Get the percentage of missing data for each column.
missing_data <- colSums(is.na(Soybean)) / nrow(Soybean) * 100
missing_data_sorted <- sort(missing_data[missing_data > 0], decreasing = TRUE)
missing_data_sorted
## hail sever seed.tmt lodging germ
## 17.7159590 17.7159590 17.7159590 17.7159590 16.3982430
## leaf.mild fruiting.bodies fruit.spots seed.discolor shriveling
## 15.8125915 15.5197657 15.5197657 15.5197657 15.5197657
## leaf.shread seed mold.growth seed.size leaf.halo
## 14.6412884 13.4699854 13.4699854 13.4699854 12.2986823
## leaf.marg leaf.size leaf.malf fruit.pods precip
## 12.2986823 12.2986823 12.2986823 12.2986823 5.5636896
## stem.cankers canker.lesion ext.decay mycelium int.discolor
## 5.5636896 5.5636896 5.5636896 5.5636896 5.5636896
## sclerotia plant.stand roots temp crop.hist
## 5.5636896 5.2708638 4.5387994 4.3923865 2.3426061
## plant.growth stem date area.dam
## 2.3426061 2.3426061 0.1464129 0.1464129
From the output above we can see that the top 4 missing variables have the same exact percentage of missing samples. This shows that there is a clear pattern of the missing data related to the classes. It is highly unlikely that 4 columns would have the same exact amount of missing data unless there was some underlying pattern as to why that those columns are missing so often and at the same exact rate.

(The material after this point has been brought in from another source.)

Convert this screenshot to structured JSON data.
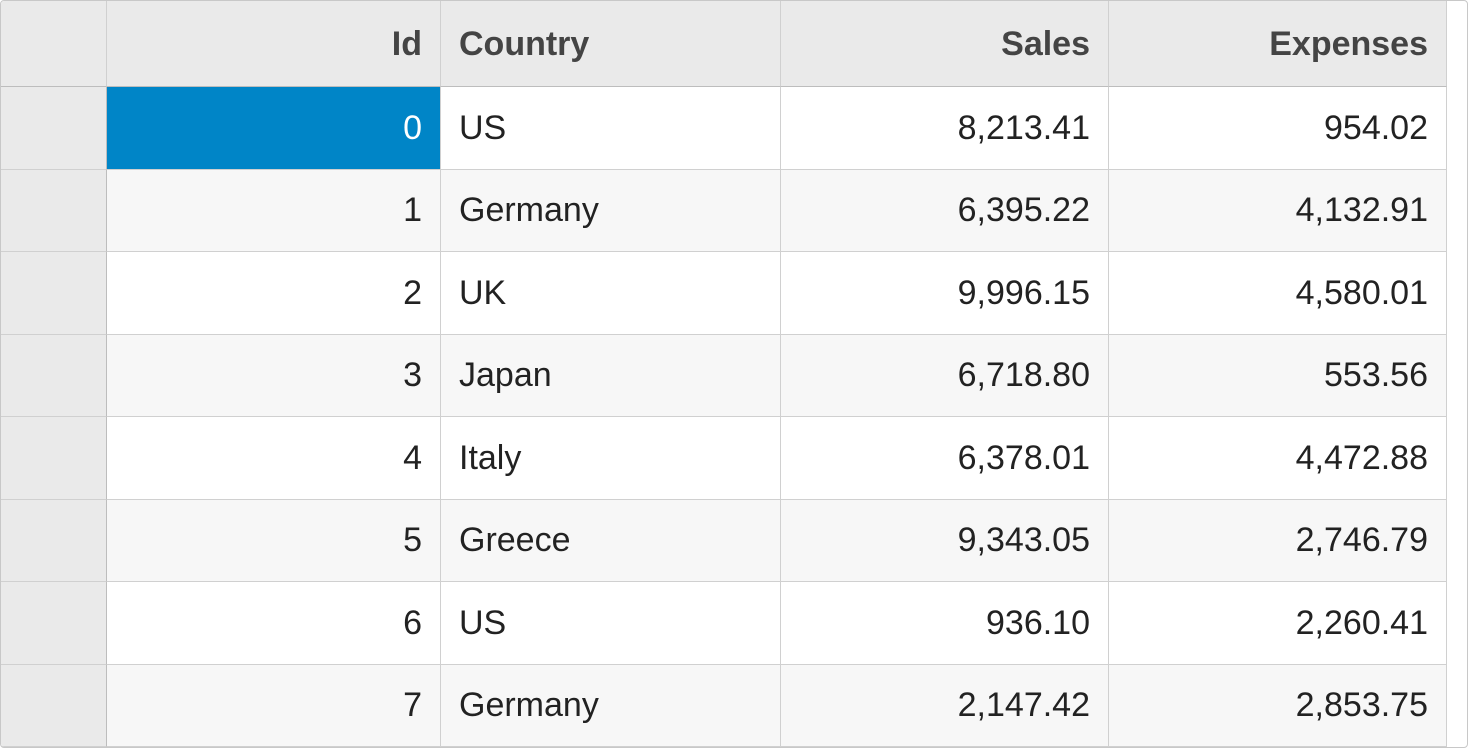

My strategy for handling missing data would be to remove the top 4 missing predictors that all have the exact same missing percentage. For these columns there are just too much missing so trying to impute these columns would be too unreliable. Then for the rest of the predictors I would try to use KNN to impute the missing data for each predictor. I would also check to see if there were any relationships between predictors that could be useful in a simple linear model to impute any predictors if KNN does not work well for any predictors. I would also be very careful when imputing predictors with more than 15% missing as they could be unreliable due to so much data missing but it would be worth a try at imputing them using either KNN or a simple linear regression model to fill in those missing values accurately.